Taygete
- Taygete imaged by the Canada-France-Hawaii Telescope in December 2001

Discovery
- Discovered by: Scott S. Sheppard David C. Jewitt Yanga R. Fernandez Eugene A. Magnier
- Discovery site: Mauna Kea Observatory
- Discovery date: 25 November 2000

Designations
- Designation: Jupiter XX
- Pronunciation: /teɪˈɪdʒətiː/
- Named after: Τᾱϋγέτη Tāÿgetē
- Alternative names: S/2000 J 9
- Adjectives: Taygetean /ˌteɪədʒəˈtiːən/

Orbital characteristics
- Epoch 23 March 2018 (JD 2458200.5)
- Observation arc: 25 years 2025-12-21 (last obs)
- Semi-major axis: 0.1507123 AU (22,546,240 km)
- Eccentricity: 0.2487538
- Orbital period (sidereal): –691.62 d
- Mean anomaly: 150.90619°
- Mean motion: 0° 31^{m} 13.862^{s} / day
- Inclination: 165.95236° (to ecliptic)
- Longitude of ascending node: 14.91608°
- Argument of perihelion: 283.34358°
- Satellite of: Jupiter
- Group: Carme group

Physical characteristics
- Mean diameter: 5 km
- Albedo: 0.04 (assumed)
- Spectral type: D
- Apparent magnitude: 21.9
- Absolute magnitude (H): 15.5

= Taygete (moon) =

Moon of Jupiter

Taygete /teɪˈɪdʒətiː/, also known as Jupiter XX, and provisionally designated S/2000 J 9, is a very small retrograde irregular satellite of Jupiter.

==Discovery and naming==
It was discovered by a team of astronomers from the University of Hawaiʻi led by Scott S. Sheppard, in 2000, and given the temporary designation S/2000 J 9.

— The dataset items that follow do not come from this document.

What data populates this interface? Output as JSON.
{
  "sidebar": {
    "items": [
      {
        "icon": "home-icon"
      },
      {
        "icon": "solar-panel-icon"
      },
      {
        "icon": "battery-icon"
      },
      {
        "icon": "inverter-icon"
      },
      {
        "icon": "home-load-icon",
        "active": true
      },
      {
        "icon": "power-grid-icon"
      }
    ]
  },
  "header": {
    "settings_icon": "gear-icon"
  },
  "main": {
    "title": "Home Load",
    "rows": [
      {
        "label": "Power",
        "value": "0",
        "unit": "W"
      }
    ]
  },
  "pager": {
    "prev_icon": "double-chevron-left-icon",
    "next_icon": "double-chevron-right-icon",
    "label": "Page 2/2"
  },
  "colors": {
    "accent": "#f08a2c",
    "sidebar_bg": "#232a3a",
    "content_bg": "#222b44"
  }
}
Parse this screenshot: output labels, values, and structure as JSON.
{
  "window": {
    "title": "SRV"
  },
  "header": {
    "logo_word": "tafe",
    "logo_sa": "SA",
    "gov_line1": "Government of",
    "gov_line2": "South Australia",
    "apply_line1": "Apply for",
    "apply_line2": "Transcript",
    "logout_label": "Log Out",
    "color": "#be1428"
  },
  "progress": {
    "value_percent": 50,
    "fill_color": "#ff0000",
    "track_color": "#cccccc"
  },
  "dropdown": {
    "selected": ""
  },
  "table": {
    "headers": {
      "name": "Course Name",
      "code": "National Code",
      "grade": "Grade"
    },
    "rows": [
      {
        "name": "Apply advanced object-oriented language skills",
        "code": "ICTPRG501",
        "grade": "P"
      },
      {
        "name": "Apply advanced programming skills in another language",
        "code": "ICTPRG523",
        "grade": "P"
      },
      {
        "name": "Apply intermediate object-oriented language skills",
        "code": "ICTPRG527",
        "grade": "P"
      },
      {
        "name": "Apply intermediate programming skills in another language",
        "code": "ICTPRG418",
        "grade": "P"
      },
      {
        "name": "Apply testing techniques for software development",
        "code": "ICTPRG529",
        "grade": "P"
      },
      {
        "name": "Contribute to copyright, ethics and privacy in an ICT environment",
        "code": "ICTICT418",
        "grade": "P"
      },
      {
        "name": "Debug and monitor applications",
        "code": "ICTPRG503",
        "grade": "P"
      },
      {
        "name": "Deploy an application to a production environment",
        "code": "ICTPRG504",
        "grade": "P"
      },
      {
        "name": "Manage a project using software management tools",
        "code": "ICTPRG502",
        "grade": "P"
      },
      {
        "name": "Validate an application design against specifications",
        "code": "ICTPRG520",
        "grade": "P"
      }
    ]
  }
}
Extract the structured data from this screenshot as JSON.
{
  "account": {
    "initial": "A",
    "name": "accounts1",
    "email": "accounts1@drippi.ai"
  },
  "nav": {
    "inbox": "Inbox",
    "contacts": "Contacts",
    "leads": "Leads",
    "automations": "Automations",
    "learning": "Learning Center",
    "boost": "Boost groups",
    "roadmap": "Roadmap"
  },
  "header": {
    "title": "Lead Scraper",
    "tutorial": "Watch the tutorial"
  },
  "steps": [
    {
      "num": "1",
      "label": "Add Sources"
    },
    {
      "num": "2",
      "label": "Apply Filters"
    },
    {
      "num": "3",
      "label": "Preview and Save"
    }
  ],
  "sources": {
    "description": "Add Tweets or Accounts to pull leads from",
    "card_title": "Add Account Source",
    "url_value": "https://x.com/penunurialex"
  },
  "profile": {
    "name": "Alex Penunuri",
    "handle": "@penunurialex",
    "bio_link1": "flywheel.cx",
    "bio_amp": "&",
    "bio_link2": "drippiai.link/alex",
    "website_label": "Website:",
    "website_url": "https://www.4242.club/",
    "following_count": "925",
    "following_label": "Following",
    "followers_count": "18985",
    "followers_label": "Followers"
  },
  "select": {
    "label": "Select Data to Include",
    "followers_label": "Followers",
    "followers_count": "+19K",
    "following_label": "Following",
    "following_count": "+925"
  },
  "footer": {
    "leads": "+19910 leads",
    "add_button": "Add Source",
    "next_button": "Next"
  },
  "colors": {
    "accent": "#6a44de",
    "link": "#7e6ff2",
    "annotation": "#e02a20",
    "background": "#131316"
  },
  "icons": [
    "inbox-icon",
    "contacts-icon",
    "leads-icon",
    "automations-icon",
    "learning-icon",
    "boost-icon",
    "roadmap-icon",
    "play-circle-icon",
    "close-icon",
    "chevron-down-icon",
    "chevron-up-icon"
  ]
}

It was named in October 2002 after Taygete, one of the Pleiades, daughter of the Titan Atlas and mother of Lacedaemon by Zeus (Jupiter).

==Orbit==
Taygete orbits Jupiter at an average distance of 23.3 million kilometers in 732 days, at an inclination of 165° to the ecliptic, in a retrograde direction and with an eccentricity of 0.248.

It belongs to the Carme group, made up a tightly of irregular retrograde moons orbiting Jupiter at a distance ranging between 22.7–23.5 million km, at an inclination of about 165°, and eccentricities between 0.24 and 0.28.

==Physical characteristics==
Taygete's estimated diameter is 5 kilometers, assuming an albedo of 4%.

Like most other members of the Carme group (the exception is Kalyke), it is light red in color (B−V=0.56, V−R=0.52), similar to D-type asteroids.

== Origin ==
Taygete probably did not form near Jupiter but was captured by Jupiter later. Much like the other members of the Carme group, which have similar orbits, Taygete is likely to be the remnant of a broken, captured heliocentric asteroid.